Self-Light- Emitting Display Device, Power Consumption Reduction Method, and Program

1. A self-light-emitting display device comprising: circuitry configured to extract a feature portion of video data based on a video signal of the video data to be displayed on an active matrix driven type self-light-emitting display; generate, based on the feature portion, a uniform and continuous luminance distribution for a region of the feature portion to be displayed on the self-light-emitting display so that the display brightness of the video data becomes reduced as the distance becomes farther from an arbitrary reference position within the region of the feature portion; and combine the luminance distribution with the video signal of the video data to modify the brightness of the video data, wherein the uniform and continuous luminance distribution is parabolic within the region of feature portion, portions of the display area outside the region of the feature portion having a lowest and flat brightness level relative to the arbitrary reference position.

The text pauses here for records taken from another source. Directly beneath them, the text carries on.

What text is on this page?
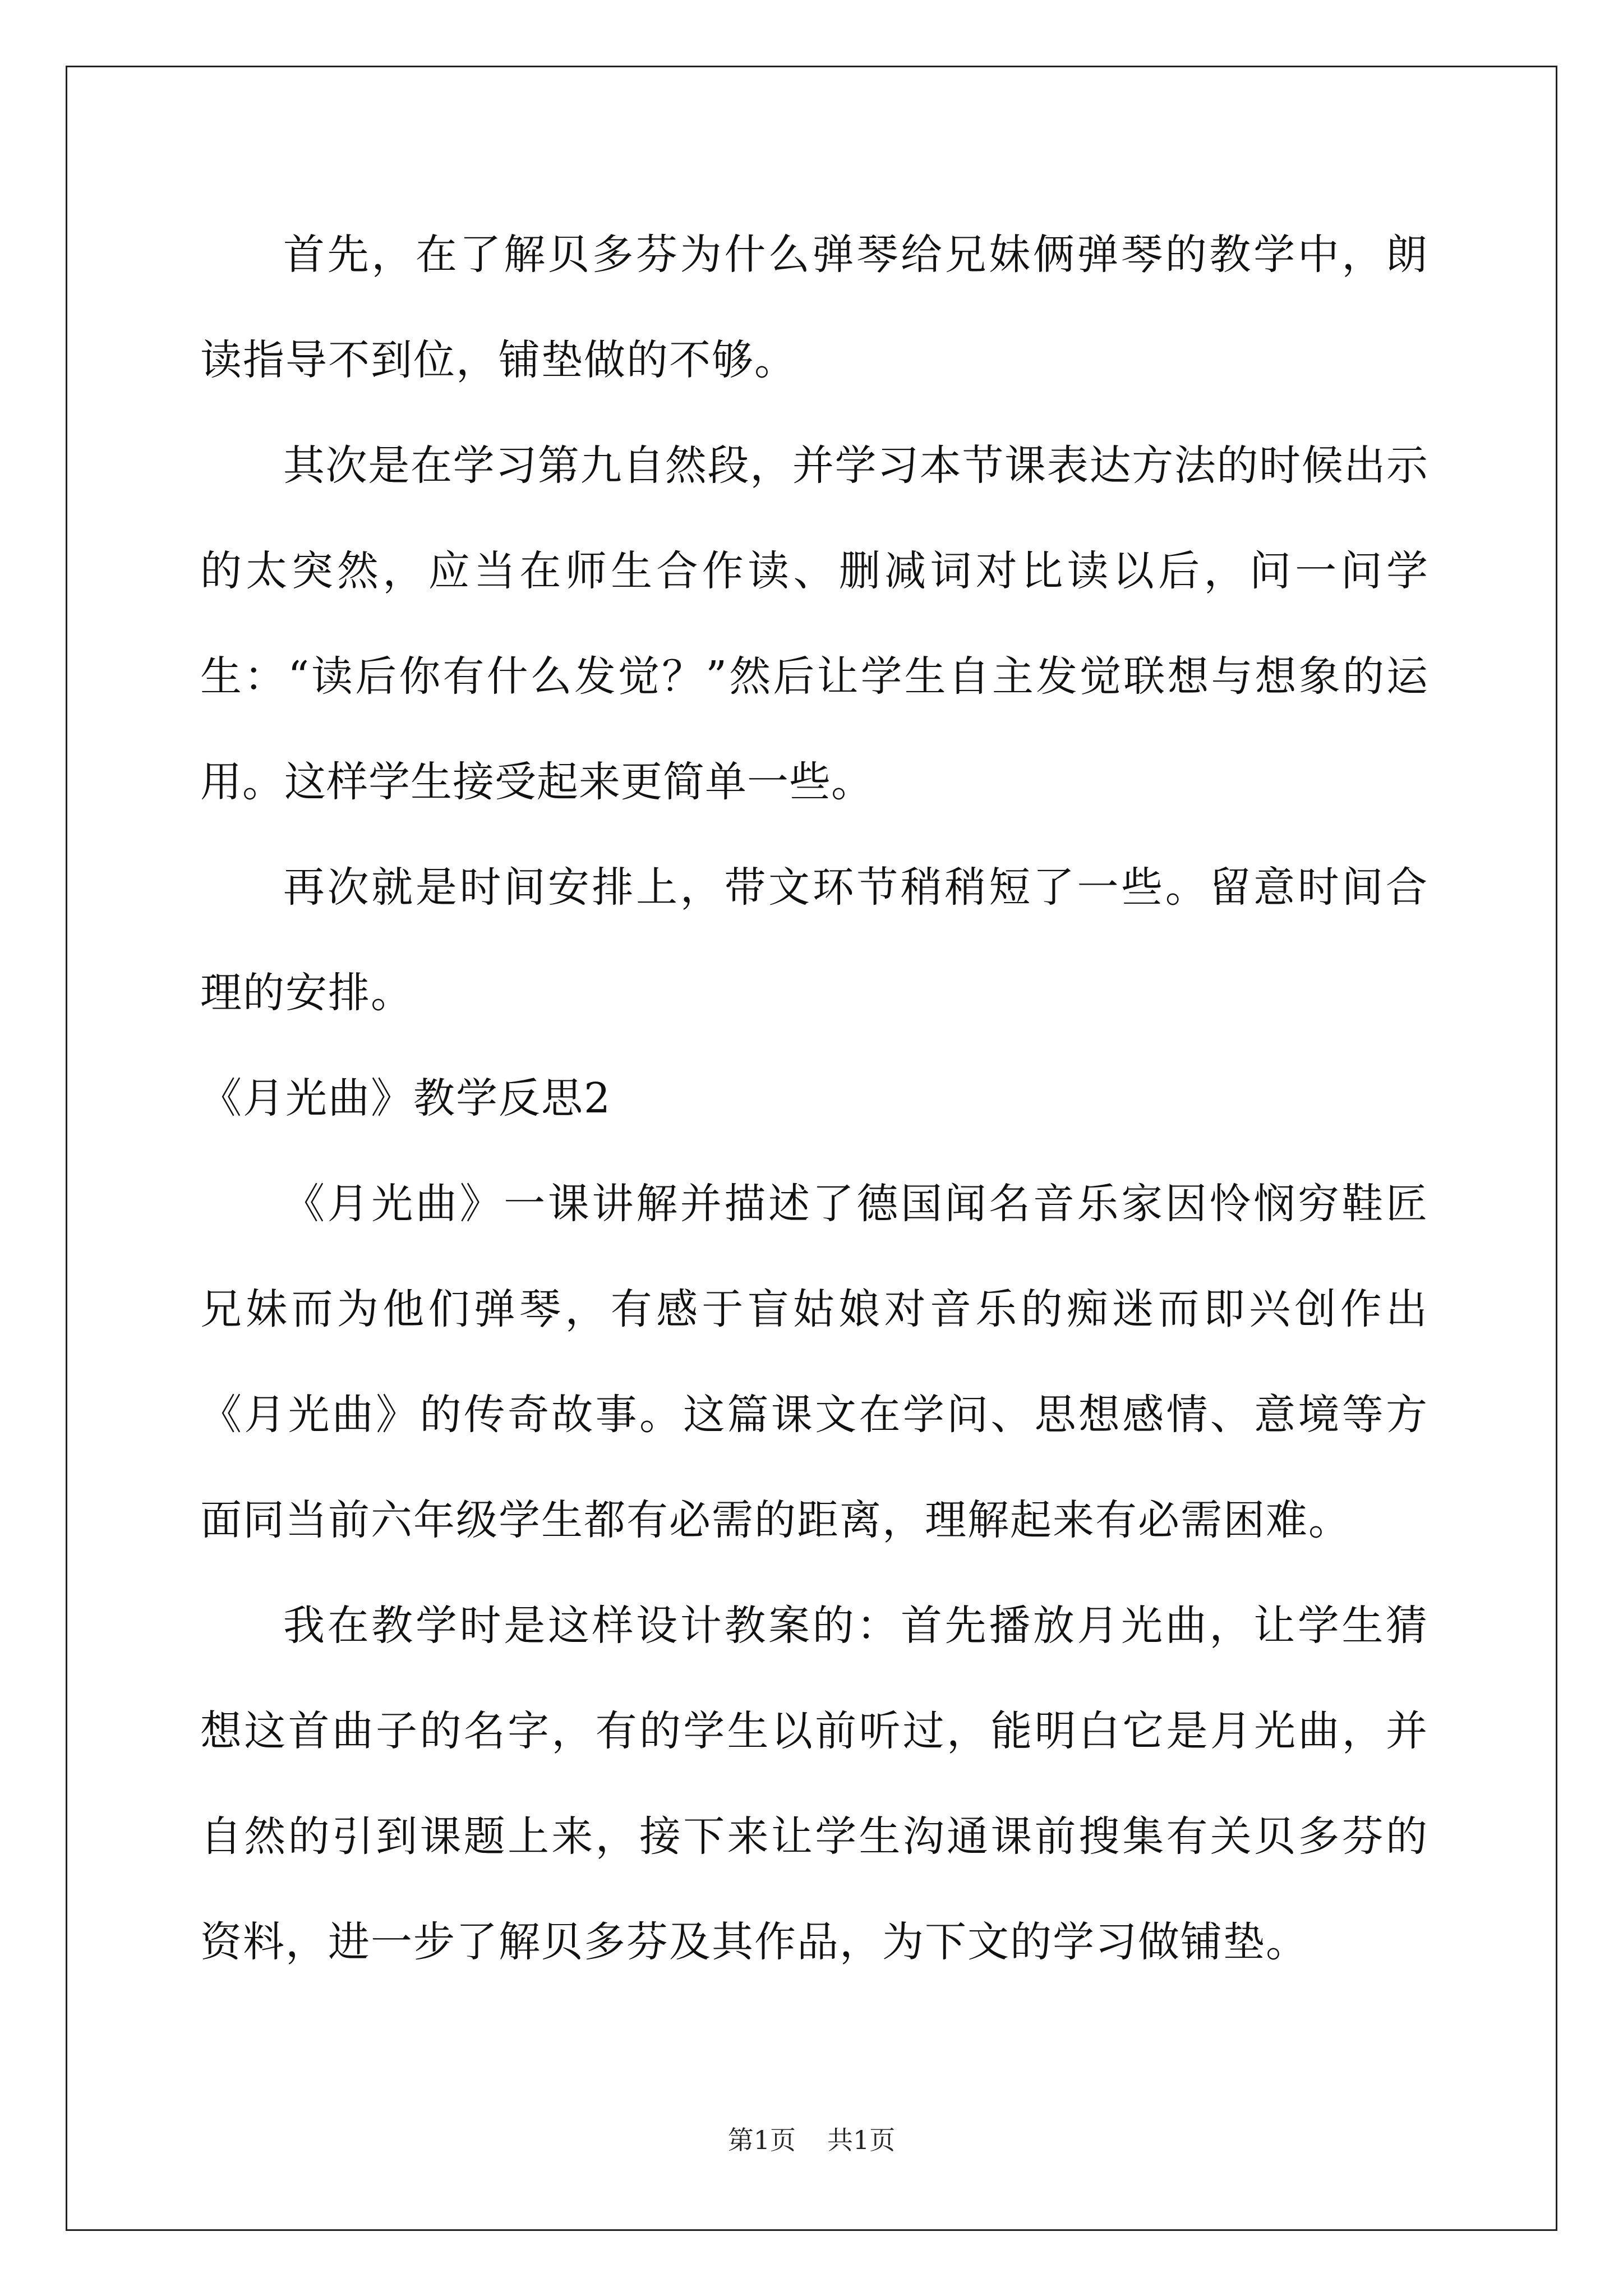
首先，在了解贝多芬为什么弹琴给兄妹俩弹琴的教学中，朗读指导不到位，铺垫做的不够。

其次是在学习第九自然段，并学习本节课表达方法的时候出示的太突然，应当在师生合作读、删减词对比读以后，问一问学生：“读后你有什么发觉？”然后让学生自主发觉联想与想象的运用。这样学生接受起来更简单一些。

再次就是时间安排上，带文环节稍稍短了一些。留意时间合理的安排。

《月光曲》教学反思2

《月光曲》一课讲解并描述了德国闻名音乐家因怜悯穷鞋匠兄妹而为他们弹琴，有感于盲姑娘对音乐的痴迷而即兴创作出《月光曲》的传奇故事。这篇课文在学问、思想感情、意境等方面同当前六年级学生都有必需的距离，理解起来有必需困难。

我在教学时是这样设计教案的：首先播放月光曲，让学生猜想这首曲子的名字，有的学生以前听过，能明白它是月光曲，并自然的引到课题上来，接下来让学生沟通课前搜集有关贝多芬的资料，进一步了解贝多芬及其作品，为下文的学习做铺垫。

第1页 共1页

2. The self-light-emitting display device according to claim 1 , wherein the circuitry recognizes a face of a person to be displayed based on the video data to extract the feature portion.

3. The self-light-emitting display device according to claim 1 , wherein the circuitry analyzes the amount of travel of an object to be displayed based on the video data to extract the feature portion.

4. The self-light-emitting display device according to claim 1 , wherein the circuitry detects a still portion in the image to be displayed based on the video data to extract the feature portion.

5. The self-light-emitting display according to claim 1 , wherein the circuitry analyzes a histogram of the video data, and determines an extent of reduction in display brightness of the video data based on an analysis result of the histogram.

6. The self-light-emitting display device according to claim 1 , wherein the circuitry divides the screen of the self-light-emitting display into a plurality of regions to extract the feature portion of the video data for each divided region.

7. The self-light-emitting display device according to claim 1 , wherein a brightness of the display area outside the region of the feature portion is constant.

8. A power consumption reduction method comprising: extracting a feature portion of video data based on a video signal of the video data to be displayed on an active matrix driven type self-light-emitting display; generating, based on the feature portion, a uniform and continuous luminance distribution for a region of the feature portion to be displayed on the self-light-emitting display so that the display brightness of the video data becomes reduced as the distance becomes farther from an arbitrary reference position within the region of the feature portion; and combining the luminance distribution with the video signal of the video data to modify the brightness of the video data, wherein the uniform and continuous luminance distribution is parabolic within the region of feature portion, portions of the display area outside the region of the feature portion having a lowest and flat brightness level relative to the arbitrary reference position.

9. A non-transitory computer-readable medium encoded with computer-readable instructions thereon, the computer-readable instruction when executed by a computer cause the computer to perform a method comprising: extracting a feature portion of video data based on a video signal of the video data to be displayed on an active matrix driven type self-light-emitting display; generating, based on the feature portion, a uniform and continuous luminance distribution for a region of the feature portion to be displayed on the self-light-emitting display so that the display brightness of the video data becomes reduced as the distance becomes farther from an arbitrary reference position within the region of the feature portion; and combining the luminance distribution with the video signal of the video data to modify the brightness of the video data, wherein the uniform and continuous luminance distribution is parabolic within the region of feature portion, portions of the display area outside the region of the feature portion having a lowest and flat brightness level relative to the arbitrary reference position.